The anti-NAFTA position is also strange for a president who not only won our states in the 2016 election, but whose victory hinged on winning Michigan. Pursuing a policy that harms the very voters who tipped the scales in your favor is hardly the foundation for re-election.
The connections of our states’ economies with Canada and Mexico run deep, making us more competitive against foreign competition and proving the difference between adding jobs and shedding them.
For example, electric car manufacturer Lucid Motors cited its forthcoming Arizona factory’s proximity to Mexico and the highly integrated cross-border automotive supply chain as a reason for the company’s $700 million investment in the state.

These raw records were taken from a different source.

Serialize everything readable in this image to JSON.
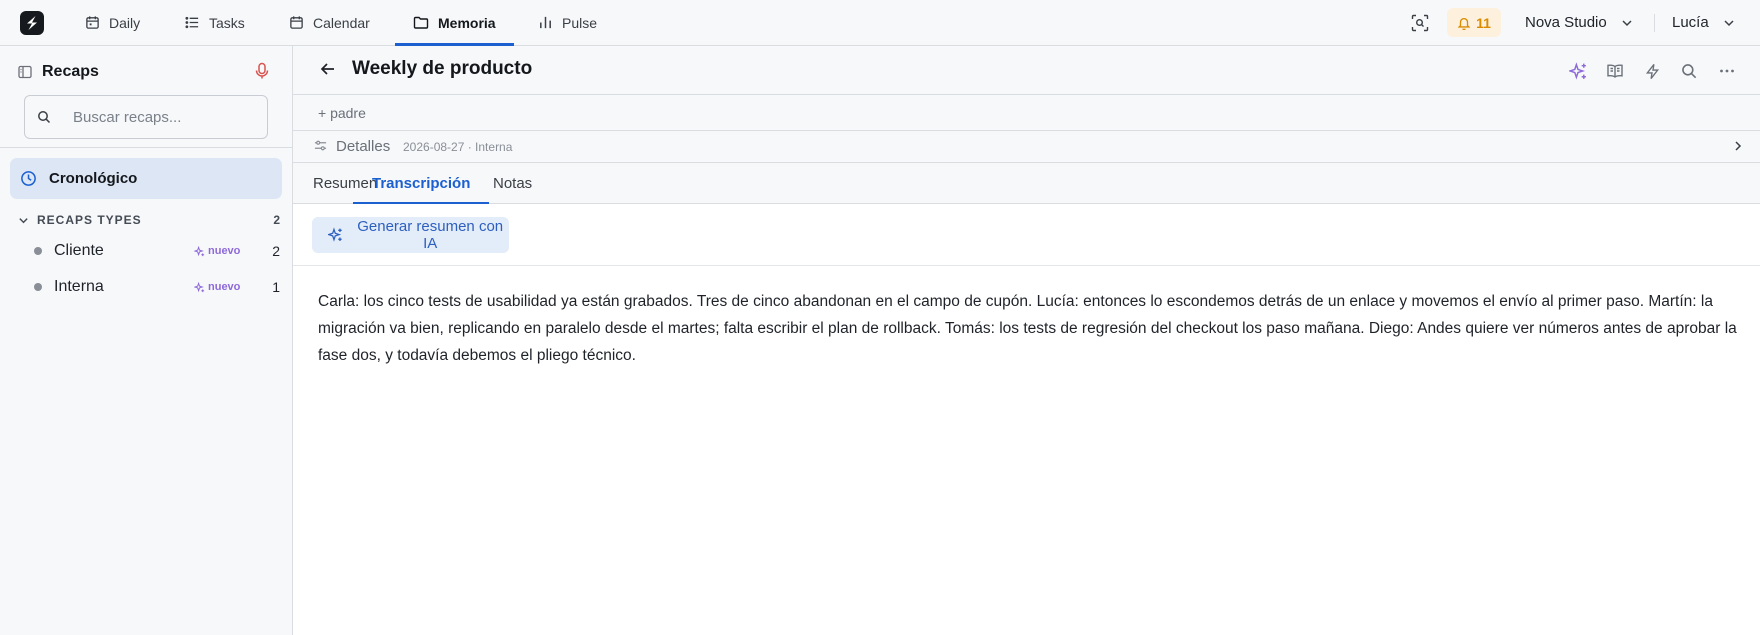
{
  "nav": {
    "items": [
      {
        "label": "Daily",
        "icon": "calendar-day-icon"
      },
      {
        "label": "Tasks",
        "icon": "list-icon"
      },
      {
        "label": "Calendar",
        "icon": "calendar-icon"
      },
      {
        "label": "Memoria",
        "icon": "folder-icon",
        "active": true
      },
      {
        "label": "Pulse",
        "icon": "bar-chart-icon"
      }
    ],
    "notifications": "11",
    "workspace": "Nova Studio",
    "user": "Lucía"
  },
  "sidebar": {
    "title": "Recaps",
    "search_placeholder": "Buscar recaps...",
    "selected": "Cronológico",
    "types_header": "RECAPS TYPES",
    "types_count": "2",
    "types": [
      {
        "label": "Cliente",
        "badge": "nuevo",
        "count": "2"
      },
      {
        "label": "Interna",
        "badge": "nuevo",
        "count": "1"
      }
    ]
  },
  "doc": {
    "title": "Weekly de producto",
    "parent_link": "+ padre",
    "details_label": "Detalles",
    "details_meta": "2026-08-27 · Interna",
    "tabs": [
      "Resumen",
      "Transcripción",
      "Notas"
    ],
    "active_tab": "Transcripción",
    "ai_button": "Generar resumen con IA",
    "transcript": "Carla: los cinco tests de usabilidad ya están grabados. Tres de cinco abandonan en el campo de cupón. Lucía: entonces lo escondemos detrás de un enlace y movemos el envío al primer paso. Martín: la migración va bien, replicando en paralelo desde el martes; falta escribir el plan de rollback. Tomás: los tests de regresión del checkout los paso mañana. Diego: Andes quiere ver números antes de aprobar la fase dos, y todavía debemos el pliego técnico."
  },
  "colors": {
    "accent": "#1b5fd1",
    "notif_bg": "#fdf1dd",
    "notif_fg": "#d98b00",
    "badge": "#8e6ad9",
    "mic": "#d9534f"
  }
}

In Michigan, the Detroit metro area alone is an international export powerhouse, sending $15 billion worth of exports marked “Made in the USA” to Canada and $17 billion worth to Mexico in 2015. That’s two-thirds of the state’s exports.
In fact, an analysis by the credit ratings agency Fitch finds that Michigan has the most to lose if NAFTA is dismantled. Michigan’s exports account for 7.4 percent of its gross state product, which Fitch says leaves the state “uniquely exposed” if the agreement were unwound.
It’s easy to see why the potential for dramatic job losses looms large. Cross-border trade has now reached $1.2 trillion a year for the U.S., Mexico and Canada, an astonishing $3.3 billion a day, making NAFTA the world’s largest – and most consequential – trade bloc.
While we are staunch advocates for NAFTA, we are not satisfied with the status quo. We believe strongly that an agreement that came into force in 1994 ought to be updated to reflect the realities of today’s economy. A NAFTA that was negotiated in the dial-up age should be modernized for a broadband world.
The renegotiations underway between the three NAFTA parties present an opportunity to streamline overly complicated customs regulations, guard intellectual property, protect investors’ interests in dispute proceedings, and recognize electronic commerce.
The administration should not, however, approach a renegotiation as a chance to exact some sort of punitive trade agenda against our partners. Rather, we should be guided first and foremost by the goal to do no harm to an agreement that is a cornerstone of all three nations’ continued prosperity.
The stakes are high for our border states as we craft a new NAFTA with our friends and neighbors. If the administration embraces the opportunity to modernize the agreement, Michigan and Arizona will emerge even stronger. But if the U.S. walks away from NAFTA, the effects will be devastating.
We choose to stand with the millions of jobs that depend on trade.